Merhum Erdal Aytok, merhum Namık Ağar ve annesi merhume Emine Teyze anısına.

 

Mercimek Mahallesinden yola çıktık kar kış soğuk derken önceki yazımda anlatmıştım, nihayet okulumuzdayız. Büyüklerin dediği gibi "Külfet olmadan nimet olmaz." Ben bir günü anlatmaya çalıştım ama bu yolculuk üç yıl sürdü,  zor gibi gözükse de çok güzeldi, hepsi bir film gibi gözlerimizin önünden akıp geçti.

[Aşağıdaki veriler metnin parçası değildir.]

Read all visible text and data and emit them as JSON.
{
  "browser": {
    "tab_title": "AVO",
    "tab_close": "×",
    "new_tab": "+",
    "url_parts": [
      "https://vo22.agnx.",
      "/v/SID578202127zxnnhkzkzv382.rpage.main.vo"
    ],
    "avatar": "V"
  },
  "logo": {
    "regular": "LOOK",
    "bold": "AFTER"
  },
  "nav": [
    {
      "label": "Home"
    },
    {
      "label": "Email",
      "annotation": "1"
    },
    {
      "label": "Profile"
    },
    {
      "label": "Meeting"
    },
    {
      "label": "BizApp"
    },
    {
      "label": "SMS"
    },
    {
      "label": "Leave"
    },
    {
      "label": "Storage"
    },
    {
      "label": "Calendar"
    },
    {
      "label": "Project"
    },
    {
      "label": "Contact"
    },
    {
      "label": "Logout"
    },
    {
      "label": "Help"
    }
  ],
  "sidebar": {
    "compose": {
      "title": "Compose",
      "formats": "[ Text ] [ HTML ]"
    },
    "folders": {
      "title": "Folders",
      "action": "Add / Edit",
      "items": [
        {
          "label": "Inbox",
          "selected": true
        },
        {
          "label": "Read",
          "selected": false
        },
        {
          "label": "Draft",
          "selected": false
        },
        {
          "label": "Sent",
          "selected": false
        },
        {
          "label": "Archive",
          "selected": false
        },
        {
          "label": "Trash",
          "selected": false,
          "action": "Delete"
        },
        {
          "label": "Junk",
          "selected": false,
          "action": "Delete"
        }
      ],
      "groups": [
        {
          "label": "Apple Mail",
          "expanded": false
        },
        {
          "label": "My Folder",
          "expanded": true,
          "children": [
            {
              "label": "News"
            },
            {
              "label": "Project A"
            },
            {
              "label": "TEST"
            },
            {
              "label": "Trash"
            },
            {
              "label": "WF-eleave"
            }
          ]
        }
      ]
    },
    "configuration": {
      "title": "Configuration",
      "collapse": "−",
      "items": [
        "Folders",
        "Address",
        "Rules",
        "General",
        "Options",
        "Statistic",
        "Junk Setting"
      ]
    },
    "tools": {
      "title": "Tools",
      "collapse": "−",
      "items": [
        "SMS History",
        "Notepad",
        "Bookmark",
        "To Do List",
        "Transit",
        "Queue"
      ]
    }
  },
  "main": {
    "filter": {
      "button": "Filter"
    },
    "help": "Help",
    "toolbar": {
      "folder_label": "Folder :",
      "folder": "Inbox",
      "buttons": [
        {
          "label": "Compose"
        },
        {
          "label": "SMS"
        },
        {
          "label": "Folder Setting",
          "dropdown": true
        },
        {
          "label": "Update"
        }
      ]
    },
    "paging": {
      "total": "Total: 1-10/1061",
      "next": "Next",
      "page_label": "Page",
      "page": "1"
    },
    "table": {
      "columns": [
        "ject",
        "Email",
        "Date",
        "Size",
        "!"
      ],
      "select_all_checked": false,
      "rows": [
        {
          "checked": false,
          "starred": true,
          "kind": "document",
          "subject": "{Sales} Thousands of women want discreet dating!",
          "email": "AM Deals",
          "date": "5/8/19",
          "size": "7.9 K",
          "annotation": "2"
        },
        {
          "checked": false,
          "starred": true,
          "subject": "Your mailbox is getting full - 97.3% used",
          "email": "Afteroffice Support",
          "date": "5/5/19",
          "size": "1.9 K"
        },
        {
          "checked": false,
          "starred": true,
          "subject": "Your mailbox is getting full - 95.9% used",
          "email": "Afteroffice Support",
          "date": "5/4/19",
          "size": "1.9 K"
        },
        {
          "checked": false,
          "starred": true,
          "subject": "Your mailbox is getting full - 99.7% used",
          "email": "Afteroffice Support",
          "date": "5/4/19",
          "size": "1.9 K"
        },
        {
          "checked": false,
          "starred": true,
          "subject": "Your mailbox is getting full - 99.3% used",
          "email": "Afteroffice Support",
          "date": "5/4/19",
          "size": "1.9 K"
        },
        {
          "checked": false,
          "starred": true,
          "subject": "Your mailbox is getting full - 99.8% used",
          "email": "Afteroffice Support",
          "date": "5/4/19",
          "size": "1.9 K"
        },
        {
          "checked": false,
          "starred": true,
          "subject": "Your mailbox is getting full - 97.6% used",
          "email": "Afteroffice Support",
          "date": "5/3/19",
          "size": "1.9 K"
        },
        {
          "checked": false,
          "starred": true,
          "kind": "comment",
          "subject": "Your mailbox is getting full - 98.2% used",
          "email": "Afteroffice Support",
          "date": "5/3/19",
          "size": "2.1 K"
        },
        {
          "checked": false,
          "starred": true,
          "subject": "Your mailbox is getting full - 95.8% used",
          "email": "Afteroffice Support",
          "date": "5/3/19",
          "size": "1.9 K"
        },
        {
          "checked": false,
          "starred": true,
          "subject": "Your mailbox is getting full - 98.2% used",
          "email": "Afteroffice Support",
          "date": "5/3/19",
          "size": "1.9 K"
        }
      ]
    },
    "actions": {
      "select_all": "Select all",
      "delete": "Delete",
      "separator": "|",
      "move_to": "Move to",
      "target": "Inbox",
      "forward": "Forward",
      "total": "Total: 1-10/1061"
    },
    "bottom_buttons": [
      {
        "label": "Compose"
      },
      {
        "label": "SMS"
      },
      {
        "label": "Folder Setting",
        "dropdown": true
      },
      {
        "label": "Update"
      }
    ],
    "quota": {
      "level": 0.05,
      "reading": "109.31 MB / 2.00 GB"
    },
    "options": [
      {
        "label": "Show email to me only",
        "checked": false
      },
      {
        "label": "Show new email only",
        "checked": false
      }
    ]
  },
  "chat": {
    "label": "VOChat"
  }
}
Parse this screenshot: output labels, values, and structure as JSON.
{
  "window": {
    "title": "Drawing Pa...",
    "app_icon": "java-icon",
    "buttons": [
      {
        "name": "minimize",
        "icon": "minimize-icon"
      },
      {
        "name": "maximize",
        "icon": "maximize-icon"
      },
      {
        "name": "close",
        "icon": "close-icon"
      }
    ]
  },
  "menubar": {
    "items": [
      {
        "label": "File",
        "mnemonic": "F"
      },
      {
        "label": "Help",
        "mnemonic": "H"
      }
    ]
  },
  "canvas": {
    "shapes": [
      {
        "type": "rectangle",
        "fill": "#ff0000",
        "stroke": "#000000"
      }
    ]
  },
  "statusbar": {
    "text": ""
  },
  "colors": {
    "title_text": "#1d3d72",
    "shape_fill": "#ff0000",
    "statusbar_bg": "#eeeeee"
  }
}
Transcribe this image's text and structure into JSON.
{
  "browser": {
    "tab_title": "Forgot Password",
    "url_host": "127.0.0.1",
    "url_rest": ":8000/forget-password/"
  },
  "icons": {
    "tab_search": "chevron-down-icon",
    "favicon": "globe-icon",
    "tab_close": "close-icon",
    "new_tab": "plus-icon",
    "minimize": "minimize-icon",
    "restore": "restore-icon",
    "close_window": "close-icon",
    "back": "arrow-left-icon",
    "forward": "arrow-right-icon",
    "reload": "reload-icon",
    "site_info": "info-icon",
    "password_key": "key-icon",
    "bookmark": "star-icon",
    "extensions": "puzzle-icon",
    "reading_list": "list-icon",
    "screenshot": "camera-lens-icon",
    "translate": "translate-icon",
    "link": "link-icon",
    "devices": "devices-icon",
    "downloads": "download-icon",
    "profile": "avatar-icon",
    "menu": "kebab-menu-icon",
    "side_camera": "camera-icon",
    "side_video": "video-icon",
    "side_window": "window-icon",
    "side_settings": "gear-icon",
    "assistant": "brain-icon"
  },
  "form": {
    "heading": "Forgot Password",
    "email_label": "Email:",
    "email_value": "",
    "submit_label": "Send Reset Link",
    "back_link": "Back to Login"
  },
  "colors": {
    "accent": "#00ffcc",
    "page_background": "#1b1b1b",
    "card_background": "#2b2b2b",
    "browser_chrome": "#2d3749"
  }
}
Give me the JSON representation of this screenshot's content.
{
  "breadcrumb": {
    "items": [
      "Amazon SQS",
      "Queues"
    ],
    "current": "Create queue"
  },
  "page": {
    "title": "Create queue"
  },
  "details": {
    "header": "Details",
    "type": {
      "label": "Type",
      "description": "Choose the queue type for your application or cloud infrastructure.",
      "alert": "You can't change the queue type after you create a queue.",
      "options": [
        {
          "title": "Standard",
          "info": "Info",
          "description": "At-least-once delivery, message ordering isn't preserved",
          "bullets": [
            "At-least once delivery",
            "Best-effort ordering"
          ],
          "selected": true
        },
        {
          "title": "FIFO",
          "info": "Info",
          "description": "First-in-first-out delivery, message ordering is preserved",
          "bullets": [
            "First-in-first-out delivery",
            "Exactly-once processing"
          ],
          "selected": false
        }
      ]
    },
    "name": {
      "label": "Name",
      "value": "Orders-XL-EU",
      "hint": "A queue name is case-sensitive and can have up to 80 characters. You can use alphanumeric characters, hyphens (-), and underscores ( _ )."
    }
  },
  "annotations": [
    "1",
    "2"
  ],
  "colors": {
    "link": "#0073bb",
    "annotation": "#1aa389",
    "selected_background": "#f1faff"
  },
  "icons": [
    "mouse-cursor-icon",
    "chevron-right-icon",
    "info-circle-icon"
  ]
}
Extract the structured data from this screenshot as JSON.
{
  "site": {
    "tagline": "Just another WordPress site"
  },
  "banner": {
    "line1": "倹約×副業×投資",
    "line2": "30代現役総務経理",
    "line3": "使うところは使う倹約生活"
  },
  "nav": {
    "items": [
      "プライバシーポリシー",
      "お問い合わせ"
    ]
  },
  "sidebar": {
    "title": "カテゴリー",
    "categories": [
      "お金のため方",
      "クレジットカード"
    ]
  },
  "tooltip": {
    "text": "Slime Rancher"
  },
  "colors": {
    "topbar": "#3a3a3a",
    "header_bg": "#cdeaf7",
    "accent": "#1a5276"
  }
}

Zaten bu hayatta yaşadıklarımız bir film değil mi? Verilen rolleri yapmaya çalışmıyor muyuz? Sayılı nefeslerimizi ömür sermayesinden yemiyor muyuz? O güzel günler şimdi siyah beyaz fotoğraflarda kalan hatıralar değil mi? Yukarıda isimlerini zikrettiğim mahallelilerim de usulca aramızdan süzülüp ebedi aleme gitmediler mi? Evet, her fani gibi geldiler, yaşadılar ve asıl memleketlerine gittiler, makamları Cenneti Firdevs olsun... Onlar için artık dudaklarda dualar, fotoğraflarda hatıralar ve gönüllerde ise buruk sevgiler var. Ne mutlu güzel görenlere, güzel düşünenlere ve hayatını imanla, sevgiyle, sevdayla yoğuranlara...

 

O zamanlar fotoğraflar, filmler siyah beyaz olabilir, fakat yaşadıklarımız içten, samimi ve hayatlarımız son derece renkliydi!..

 

Önceki yazımızda ben Lise'nin bahçesinde sizleri bekliyor olacağım demiştim. Şimdi kaldığımız yerden devam ediyoruz. Bursa'dan Can dost Saraçoğlu; Seninle yürüdüm, seninle dondum, tez içeri gir donduk.